The N Factor

The mere mention of a possible stop-gap option to the grave medical realities of those that suffer, let alone a lifeline to a solution, is enough to get most patients and their families/friends talking. Clinical trials however are relatively few and far between for specific diseases and those that are available are currently akin to drawing the lottery where circumstances such as referral, timing, scale, proximity and onerous inclusion criteria set a very high bar to entry.

The vast majority of patients don’t have any options.

I’ll relay a representative case in point - a friend of mine was diagnosed recently with Stage 4 Melanoma, an advanced skin Cancer which is all but fatal in relatively short order. His doctors gave him the ticking clock and little hope. However, given his wish to live and determination to see his young son grow up he studied, turned over every rock and reached out. He landed a very rare spot as a tag along to a new immunotherapy trial. He was lucky, most are not, given he didn’t meet the strict criteria for official entry. The trial treatment saved his life.

T-Cells in Action
Hope is a cruel bedfellow with its constant draw of energy and resources from the very reservoir it seeks to fill. Yet without that flicker of a flame gasping for oxygen the very medical system built upon empirical data derived from clinical trials designed to advance knowledge wouldn’t exist.
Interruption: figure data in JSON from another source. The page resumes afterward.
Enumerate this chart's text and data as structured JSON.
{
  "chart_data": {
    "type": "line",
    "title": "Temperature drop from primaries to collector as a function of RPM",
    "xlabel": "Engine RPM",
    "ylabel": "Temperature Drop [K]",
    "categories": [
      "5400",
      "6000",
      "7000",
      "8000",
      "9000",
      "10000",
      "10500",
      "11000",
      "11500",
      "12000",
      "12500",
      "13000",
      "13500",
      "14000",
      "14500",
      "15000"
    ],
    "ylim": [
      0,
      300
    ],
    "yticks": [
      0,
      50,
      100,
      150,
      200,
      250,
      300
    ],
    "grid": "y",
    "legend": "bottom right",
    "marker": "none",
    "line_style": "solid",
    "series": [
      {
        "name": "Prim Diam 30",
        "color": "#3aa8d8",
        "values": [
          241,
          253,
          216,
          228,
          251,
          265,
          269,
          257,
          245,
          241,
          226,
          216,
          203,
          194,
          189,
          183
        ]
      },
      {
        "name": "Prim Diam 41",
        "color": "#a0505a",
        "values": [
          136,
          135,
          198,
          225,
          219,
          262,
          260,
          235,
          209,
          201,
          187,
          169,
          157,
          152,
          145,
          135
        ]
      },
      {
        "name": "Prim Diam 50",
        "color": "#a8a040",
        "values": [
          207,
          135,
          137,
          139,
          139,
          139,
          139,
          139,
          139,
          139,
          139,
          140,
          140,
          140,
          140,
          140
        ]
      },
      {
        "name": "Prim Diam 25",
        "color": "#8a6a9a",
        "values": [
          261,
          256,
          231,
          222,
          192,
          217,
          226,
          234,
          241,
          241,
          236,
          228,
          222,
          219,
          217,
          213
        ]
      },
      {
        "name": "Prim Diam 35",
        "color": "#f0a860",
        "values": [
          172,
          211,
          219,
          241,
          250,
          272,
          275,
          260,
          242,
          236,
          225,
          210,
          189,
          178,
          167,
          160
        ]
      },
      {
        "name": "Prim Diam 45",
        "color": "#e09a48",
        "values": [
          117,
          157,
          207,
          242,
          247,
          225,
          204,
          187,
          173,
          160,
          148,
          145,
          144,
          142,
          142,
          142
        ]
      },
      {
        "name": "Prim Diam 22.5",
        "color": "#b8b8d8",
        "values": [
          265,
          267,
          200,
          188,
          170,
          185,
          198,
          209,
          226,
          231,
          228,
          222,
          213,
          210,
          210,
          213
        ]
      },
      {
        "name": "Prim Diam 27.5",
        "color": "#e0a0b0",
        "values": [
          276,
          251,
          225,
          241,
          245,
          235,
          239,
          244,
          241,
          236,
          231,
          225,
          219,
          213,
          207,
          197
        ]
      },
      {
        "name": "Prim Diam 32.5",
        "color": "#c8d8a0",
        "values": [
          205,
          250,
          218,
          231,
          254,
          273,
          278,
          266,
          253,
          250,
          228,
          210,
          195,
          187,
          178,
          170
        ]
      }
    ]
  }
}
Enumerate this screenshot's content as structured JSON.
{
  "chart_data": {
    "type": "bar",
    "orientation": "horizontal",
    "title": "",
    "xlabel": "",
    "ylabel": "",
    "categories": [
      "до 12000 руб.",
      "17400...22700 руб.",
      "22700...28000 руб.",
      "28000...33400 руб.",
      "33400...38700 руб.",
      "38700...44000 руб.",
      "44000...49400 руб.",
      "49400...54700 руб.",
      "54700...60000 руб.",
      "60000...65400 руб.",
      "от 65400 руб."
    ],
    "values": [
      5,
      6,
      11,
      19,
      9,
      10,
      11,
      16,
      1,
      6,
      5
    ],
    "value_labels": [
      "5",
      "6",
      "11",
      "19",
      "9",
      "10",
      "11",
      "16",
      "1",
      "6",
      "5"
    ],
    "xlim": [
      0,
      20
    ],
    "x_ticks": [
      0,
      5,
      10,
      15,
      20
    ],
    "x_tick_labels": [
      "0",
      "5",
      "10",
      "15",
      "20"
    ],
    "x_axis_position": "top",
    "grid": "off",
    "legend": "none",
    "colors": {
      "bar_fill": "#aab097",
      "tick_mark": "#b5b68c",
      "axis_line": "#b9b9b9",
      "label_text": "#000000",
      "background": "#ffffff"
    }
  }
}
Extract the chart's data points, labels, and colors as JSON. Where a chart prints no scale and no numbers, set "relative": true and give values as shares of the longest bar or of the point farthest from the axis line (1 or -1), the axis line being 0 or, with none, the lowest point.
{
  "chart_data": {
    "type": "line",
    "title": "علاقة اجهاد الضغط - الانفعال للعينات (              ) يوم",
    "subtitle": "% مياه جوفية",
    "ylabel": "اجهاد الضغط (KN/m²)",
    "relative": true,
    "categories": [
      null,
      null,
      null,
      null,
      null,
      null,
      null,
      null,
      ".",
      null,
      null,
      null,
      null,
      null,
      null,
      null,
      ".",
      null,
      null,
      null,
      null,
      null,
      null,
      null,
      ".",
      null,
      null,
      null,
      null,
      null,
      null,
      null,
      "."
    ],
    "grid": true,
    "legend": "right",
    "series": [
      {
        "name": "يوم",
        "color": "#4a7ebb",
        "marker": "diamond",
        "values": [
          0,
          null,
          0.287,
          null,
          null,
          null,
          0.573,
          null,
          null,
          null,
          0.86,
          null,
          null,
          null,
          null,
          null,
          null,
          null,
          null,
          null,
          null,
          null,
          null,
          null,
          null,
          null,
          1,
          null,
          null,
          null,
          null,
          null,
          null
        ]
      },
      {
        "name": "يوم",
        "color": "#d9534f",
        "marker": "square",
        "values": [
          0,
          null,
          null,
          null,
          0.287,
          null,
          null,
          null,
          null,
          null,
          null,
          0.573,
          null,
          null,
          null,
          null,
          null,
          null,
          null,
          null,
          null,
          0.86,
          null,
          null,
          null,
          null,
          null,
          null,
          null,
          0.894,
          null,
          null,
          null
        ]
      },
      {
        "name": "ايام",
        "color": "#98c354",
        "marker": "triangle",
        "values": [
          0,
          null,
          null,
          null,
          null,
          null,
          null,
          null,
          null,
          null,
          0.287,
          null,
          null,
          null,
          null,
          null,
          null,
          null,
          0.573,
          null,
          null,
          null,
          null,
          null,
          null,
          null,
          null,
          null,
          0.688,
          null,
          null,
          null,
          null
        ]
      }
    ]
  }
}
The system needs patients and patients need the system - both rely on the other and as such require inclusive practices to further the agenda of progress towards real solutions.


Emily Whitehead
N is a strong and decisive letter in our everyday language but in investigative medicine it’s a defining research statement which confers status and validity where quantitative analysis imbues significance and wields judgement on meaningfulness. For those not on the in, the N is translational science parlance for the number of patients treated and their data sets. The lower the N the more likely there will be variability in the eventual safety and benefit outcomes when applied to the patient population at large. While the larger the N the more significant the potential correlation in delivering a safe option and potentially treating the targeted disease indication. 

As fundamental as the N is to applying the scientific method to proving the safety and potential for wide scale application, it cannot be suggested to be devoid of meaning at any level, especially considering the human impact and nascent development of promising new therapeutic modalities for treating previously unmet medical needs.

The mere fact that we will all suffer in one form or another from the debilitating conditions of age is enough to warrant more attention to the secondary benefits in N data given the lack of achieved endpoints of trialed drug interventions to-date. Combine the natural degenerative conditions of the aged with a population rife with chronic and acute medical issues that continue to overburden the system, leaving a significant population of those in need without a solution, and you have the argument for considered change.



Breakthroughs in medical science indeed offer a real opportunity to effect change and the more that can be done to allow for inclusion and support for that transformative process to occur the more representative the N will be that correlates to real tangible wellbeing data logged for the betterment of the science as well as the patient.